Edward Steichen lived from 1879 to 1973. He is the very first fashion photographer. No, really. The first. Fashion before him was basically illustration. He is also the creator of “The Pond – Moonlight”. An image that was the most expensive photograph ever with a price tag of almost $3,000,000. Up until Andreas Gursky, Cindy Sherman and Peter Lik broke that record, which he held for some time. Photography prices in the stratosphere of the Picassos and Monets. Another true breakthrough.
Edward Steichen and a Brownie
And to think it all started with an old second hand Kodak box camera when he was 16. There was not much he didn’t do or explore in photography. Not only fashion, but landscapes, architecture, theater and dance and even war photography as a Naval officer in WWII. He even won an Academy Award in 1945 for his documentary of the war in the Pacific, called “The Fighting Lady” He was born in Luxembourg, but came to the US as a child with his family in 1881.
Although most of his fashion and dance work was done in the studio, he basically wrote the template at the time. (the cameras were quite large at the then) He mostly used a Large Format Eastman View camera when he worked for Conde’ Nast from 1923 to 1937. But he was known to employ a Graflex Speed Graphic. It wasn’t until Avedon and his contemporaries had smaller cameras and faster films that the template changed. Edward Steichen was also the first director of photography at the Museum of Modern Art in New York City.
A Lighting Genius
Though other photographers, especially in Europe were exploring “well dressed women”, (like the very young Jacques-Henri Lartigue in Paris), it was the Steichen impetus that most photographers at the time set their standards by.
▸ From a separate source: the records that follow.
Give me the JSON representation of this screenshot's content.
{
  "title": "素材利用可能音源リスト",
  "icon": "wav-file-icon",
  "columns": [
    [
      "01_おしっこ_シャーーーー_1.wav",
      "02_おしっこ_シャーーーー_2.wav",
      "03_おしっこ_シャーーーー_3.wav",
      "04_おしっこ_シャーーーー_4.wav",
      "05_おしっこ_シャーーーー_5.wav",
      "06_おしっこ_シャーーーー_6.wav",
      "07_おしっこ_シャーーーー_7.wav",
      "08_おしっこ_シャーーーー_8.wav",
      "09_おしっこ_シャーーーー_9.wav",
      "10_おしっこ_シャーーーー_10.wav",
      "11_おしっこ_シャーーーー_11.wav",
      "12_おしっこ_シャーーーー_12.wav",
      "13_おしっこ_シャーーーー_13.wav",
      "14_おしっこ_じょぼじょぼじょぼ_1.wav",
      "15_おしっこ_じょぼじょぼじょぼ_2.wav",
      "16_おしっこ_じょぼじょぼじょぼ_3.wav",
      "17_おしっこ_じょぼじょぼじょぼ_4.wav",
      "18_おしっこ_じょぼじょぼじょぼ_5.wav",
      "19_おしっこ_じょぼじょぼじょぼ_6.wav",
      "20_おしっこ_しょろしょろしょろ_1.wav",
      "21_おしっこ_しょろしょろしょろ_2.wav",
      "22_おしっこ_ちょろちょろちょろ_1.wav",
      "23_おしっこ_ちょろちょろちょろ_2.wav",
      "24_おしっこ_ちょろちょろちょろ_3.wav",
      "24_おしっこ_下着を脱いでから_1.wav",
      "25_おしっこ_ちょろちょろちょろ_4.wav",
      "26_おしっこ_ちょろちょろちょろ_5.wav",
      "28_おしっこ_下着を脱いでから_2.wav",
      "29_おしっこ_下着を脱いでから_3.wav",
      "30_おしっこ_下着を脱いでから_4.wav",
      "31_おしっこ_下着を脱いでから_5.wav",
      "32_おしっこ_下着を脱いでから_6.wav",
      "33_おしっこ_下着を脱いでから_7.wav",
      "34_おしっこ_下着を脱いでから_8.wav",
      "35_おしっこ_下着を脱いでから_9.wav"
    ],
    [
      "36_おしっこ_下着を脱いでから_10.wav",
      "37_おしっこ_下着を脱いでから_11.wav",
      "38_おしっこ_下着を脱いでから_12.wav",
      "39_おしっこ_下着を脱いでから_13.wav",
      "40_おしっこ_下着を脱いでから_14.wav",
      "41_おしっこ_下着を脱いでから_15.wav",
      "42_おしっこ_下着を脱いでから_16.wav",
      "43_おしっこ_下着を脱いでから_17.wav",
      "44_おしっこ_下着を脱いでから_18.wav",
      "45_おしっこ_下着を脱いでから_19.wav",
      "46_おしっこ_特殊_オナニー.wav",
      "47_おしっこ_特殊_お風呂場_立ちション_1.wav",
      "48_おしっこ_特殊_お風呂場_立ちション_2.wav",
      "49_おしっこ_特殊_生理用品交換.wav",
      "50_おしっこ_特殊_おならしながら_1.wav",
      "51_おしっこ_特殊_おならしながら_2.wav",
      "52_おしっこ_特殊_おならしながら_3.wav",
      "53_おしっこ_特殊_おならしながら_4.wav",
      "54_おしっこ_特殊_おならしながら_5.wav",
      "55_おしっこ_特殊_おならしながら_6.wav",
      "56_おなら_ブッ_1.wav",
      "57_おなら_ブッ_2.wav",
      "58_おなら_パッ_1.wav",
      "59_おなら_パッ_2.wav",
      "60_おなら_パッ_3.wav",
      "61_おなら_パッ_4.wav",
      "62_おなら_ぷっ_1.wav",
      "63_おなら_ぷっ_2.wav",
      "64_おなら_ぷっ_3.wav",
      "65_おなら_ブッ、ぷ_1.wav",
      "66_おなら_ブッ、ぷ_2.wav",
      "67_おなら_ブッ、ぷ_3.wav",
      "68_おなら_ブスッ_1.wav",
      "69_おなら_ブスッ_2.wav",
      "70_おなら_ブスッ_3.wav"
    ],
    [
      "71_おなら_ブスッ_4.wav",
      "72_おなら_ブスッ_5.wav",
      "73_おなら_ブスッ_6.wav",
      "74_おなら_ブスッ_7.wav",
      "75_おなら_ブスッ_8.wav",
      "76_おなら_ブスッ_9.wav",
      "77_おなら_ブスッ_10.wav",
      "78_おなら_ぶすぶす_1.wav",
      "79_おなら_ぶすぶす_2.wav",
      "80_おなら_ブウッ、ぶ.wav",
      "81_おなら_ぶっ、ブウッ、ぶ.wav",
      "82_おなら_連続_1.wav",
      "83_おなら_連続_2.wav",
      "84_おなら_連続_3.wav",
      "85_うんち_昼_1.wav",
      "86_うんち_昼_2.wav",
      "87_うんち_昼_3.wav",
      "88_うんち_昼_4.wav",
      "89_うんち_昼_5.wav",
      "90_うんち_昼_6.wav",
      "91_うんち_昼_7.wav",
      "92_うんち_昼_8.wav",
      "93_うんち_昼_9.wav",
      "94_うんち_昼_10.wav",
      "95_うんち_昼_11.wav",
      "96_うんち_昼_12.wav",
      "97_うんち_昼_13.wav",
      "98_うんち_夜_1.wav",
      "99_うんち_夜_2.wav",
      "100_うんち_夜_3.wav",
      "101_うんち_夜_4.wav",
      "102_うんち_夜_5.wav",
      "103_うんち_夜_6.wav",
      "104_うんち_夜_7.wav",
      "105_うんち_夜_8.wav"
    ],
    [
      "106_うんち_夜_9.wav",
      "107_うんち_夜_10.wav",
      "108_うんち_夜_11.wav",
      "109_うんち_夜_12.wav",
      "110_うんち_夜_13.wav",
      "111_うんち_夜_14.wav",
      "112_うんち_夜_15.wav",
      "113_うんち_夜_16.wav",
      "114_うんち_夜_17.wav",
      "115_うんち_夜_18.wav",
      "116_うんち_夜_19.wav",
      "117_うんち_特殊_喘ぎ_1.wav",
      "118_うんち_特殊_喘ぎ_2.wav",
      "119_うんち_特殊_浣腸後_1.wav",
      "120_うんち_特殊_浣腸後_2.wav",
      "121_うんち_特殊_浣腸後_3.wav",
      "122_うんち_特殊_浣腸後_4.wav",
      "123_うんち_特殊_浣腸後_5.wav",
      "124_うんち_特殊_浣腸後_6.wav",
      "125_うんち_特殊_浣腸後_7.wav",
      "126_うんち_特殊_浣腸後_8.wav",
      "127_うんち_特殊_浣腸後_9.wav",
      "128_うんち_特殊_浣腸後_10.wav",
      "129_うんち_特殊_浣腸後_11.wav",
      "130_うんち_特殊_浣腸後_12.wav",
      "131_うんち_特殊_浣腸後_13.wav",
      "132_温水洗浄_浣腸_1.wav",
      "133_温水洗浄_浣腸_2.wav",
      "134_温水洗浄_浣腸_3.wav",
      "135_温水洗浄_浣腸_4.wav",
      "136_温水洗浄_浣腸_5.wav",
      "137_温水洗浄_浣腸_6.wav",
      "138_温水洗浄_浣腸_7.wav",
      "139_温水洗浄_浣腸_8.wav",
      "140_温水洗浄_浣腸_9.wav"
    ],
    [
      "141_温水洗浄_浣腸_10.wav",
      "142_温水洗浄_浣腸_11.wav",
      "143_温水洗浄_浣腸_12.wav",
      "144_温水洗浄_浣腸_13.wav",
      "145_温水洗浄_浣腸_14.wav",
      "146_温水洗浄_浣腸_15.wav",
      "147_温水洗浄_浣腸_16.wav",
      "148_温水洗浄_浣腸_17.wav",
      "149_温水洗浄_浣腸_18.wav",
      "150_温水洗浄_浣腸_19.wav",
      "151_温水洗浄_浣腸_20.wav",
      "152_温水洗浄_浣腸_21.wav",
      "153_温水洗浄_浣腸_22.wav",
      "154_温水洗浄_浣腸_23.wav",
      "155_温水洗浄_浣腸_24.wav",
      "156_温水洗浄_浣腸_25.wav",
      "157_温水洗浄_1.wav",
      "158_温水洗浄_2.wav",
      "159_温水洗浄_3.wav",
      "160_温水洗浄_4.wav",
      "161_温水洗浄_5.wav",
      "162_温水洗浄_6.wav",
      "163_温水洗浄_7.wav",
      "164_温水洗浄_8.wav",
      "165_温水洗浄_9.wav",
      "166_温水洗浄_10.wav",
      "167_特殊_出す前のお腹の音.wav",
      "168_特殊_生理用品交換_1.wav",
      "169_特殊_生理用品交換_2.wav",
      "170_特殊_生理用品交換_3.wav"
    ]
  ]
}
His very perfectionist setting of lights, though obviously of that time period, are still admired by portraitist and fashion photographers to this day.
Steichen spent the first years of the 20th century in Paris, pursuing both photography and painting. Hence, the pursuit of the well dressed, and undressed. But his love of art, and art photography left his inspiration in fashion on hold for a good decade. in 1911 he was assigned a couture assignment by the French magazine Art et Décoration. Eventually, the commercial aspect of photography drew him in. After a bitter divorce, he told fellow photographer Paul Strand that he was “sick and tired of being poor.” So, with alimony and child support looming, he snatched up the offer by the editor of Vanity Fair and Vogue. He was eventually offered the cheif photographer status at Vogue, replacing the photographer, Baron Adolphe de Meyer. It wasn’t long before his work was considered to have greatly surpassed his predecessor.
From Gainsborough to War
His work was on page after page, yet he still treated each image as if it were a painting by Gainsborough. After spending years in the “soft focus” realm of a pictorialist, his instincts started adopting the sharp focus of the movies of the time. Which had a tremendous effect on the field and other photographers. Edward Steichen left Conde’ Nast to raise flowers in 1937, but returned to photography at the outbreak of the war, and devoted his talents to the war effort in the Pacific. He never returned to fashion, but continued to take photographs right up to his death,…just short of his 94th birthday. One of the greats that photographer’s owe much to.